It is expressly understood that a separate MSC Fee shall be payable in respect to each Financing in the event that more than one Financing occurs. Examples may include the addition of a Reg D convertible note offering preceding or in parallel with the Reg A+ offering, or a simultaneous regional Reg A+ offering in another region. In the event of an additional Financing, the rates listed on the MSC site at the time activity by a service provider begins on the additional financing for such offering shall apply.

 

Payment terms.

 

Project management retainer fees will be invoiced monthly by MSC, 15 days prior to the first day of the service period. Cash payment will be due on or before the first day of the service period.

 

MSC technology admin and service fees will be invoiced periodically by MSC, at the close of each period for the previous period. Cash payment will be due 15 days from date of invoice.

 

Listing fees will be invoiced monthly by MSC, at the close of the month for the previous month period. Cash payment will be due 15 days from date of invoice.

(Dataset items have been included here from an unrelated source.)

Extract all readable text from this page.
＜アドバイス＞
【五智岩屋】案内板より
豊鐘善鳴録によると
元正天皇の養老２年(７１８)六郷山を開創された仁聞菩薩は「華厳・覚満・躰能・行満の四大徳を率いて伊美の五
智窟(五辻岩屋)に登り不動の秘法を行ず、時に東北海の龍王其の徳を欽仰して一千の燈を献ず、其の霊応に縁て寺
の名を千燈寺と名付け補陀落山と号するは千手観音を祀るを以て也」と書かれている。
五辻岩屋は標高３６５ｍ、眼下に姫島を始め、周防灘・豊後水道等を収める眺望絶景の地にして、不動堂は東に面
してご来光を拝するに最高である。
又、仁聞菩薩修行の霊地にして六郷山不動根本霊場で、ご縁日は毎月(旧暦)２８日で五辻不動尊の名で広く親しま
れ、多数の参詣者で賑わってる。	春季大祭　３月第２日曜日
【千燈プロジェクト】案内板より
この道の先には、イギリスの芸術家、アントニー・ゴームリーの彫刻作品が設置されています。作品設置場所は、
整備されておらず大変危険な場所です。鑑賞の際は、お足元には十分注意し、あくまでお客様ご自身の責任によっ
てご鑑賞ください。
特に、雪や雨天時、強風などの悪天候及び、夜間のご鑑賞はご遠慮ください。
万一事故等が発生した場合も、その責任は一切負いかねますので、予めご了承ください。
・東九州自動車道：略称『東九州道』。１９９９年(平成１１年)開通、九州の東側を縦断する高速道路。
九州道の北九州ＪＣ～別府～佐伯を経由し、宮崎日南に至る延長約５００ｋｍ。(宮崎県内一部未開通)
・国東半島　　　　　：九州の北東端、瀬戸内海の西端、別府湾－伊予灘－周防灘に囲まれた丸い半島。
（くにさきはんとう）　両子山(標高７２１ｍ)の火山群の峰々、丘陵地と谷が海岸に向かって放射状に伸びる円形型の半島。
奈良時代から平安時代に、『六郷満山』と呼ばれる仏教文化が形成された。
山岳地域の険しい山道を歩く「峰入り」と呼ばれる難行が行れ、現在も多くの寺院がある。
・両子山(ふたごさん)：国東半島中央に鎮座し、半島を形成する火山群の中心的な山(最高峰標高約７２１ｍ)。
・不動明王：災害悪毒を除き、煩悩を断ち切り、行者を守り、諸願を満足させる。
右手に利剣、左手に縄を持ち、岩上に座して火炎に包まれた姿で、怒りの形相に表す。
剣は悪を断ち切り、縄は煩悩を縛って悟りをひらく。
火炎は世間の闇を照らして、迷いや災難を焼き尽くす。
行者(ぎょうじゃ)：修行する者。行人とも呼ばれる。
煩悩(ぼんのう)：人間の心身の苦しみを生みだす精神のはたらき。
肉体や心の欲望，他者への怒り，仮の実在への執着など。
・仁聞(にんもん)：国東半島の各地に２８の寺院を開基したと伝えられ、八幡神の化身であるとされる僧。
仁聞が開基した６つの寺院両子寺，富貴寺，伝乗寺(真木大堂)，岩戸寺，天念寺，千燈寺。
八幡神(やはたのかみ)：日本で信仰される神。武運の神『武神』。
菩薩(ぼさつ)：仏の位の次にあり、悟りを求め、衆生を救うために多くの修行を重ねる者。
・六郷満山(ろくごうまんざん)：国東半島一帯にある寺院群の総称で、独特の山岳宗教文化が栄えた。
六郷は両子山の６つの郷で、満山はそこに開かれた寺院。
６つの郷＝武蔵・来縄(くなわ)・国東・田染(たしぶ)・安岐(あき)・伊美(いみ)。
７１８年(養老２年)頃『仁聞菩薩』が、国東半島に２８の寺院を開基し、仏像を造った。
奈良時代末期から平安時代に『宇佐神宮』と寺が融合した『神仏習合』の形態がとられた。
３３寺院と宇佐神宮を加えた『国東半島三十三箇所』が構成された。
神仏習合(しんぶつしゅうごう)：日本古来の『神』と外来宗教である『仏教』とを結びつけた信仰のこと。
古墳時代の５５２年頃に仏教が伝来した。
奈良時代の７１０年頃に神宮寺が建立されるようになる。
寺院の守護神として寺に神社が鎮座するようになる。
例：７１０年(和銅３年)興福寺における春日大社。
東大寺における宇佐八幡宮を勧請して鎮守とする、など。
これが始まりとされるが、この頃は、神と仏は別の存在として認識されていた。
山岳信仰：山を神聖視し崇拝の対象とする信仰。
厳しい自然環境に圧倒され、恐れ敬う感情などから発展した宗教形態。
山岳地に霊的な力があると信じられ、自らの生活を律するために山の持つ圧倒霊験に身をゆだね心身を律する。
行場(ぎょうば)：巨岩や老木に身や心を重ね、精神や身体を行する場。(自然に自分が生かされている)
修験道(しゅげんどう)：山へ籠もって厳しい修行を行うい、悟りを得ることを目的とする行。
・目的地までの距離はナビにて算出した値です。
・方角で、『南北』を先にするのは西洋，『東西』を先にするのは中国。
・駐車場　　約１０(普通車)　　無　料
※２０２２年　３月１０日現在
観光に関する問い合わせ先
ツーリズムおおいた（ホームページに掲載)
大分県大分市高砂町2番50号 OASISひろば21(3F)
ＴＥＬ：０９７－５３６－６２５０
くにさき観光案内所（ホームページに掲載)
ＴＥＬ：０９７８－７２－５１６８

Back-end service fees will be invoiced monthly by MSC, at the close of the month for the previous month period, with the exception of monthly escrow and platform license fees which will be billed in advance for current month. Cash payment will be due 15 days from date of invoice.

 

Delinquent invoices, 15 days past due, are subject to interest of 1.0% per month on any outstanding balance, or the maximum permitted by law, whichever is less, plus all expenses of collection. MSC reserves the right to suspend your listing on the MSC Platform and pause advisory services if your account becomes delinquent.

 

Delivery of warrants.

 

During the course of the Financing there will be two separate issuances of Warrants as described below:

 

a) The first Warrant will represent the total amount earned as Project management retainer fees, as defined in section 3a above, and will be delivered upon the initial execution of this Agreement in the form approved by both parties, and attached to this Agreement as Appendix 1 - Warrant Agreement.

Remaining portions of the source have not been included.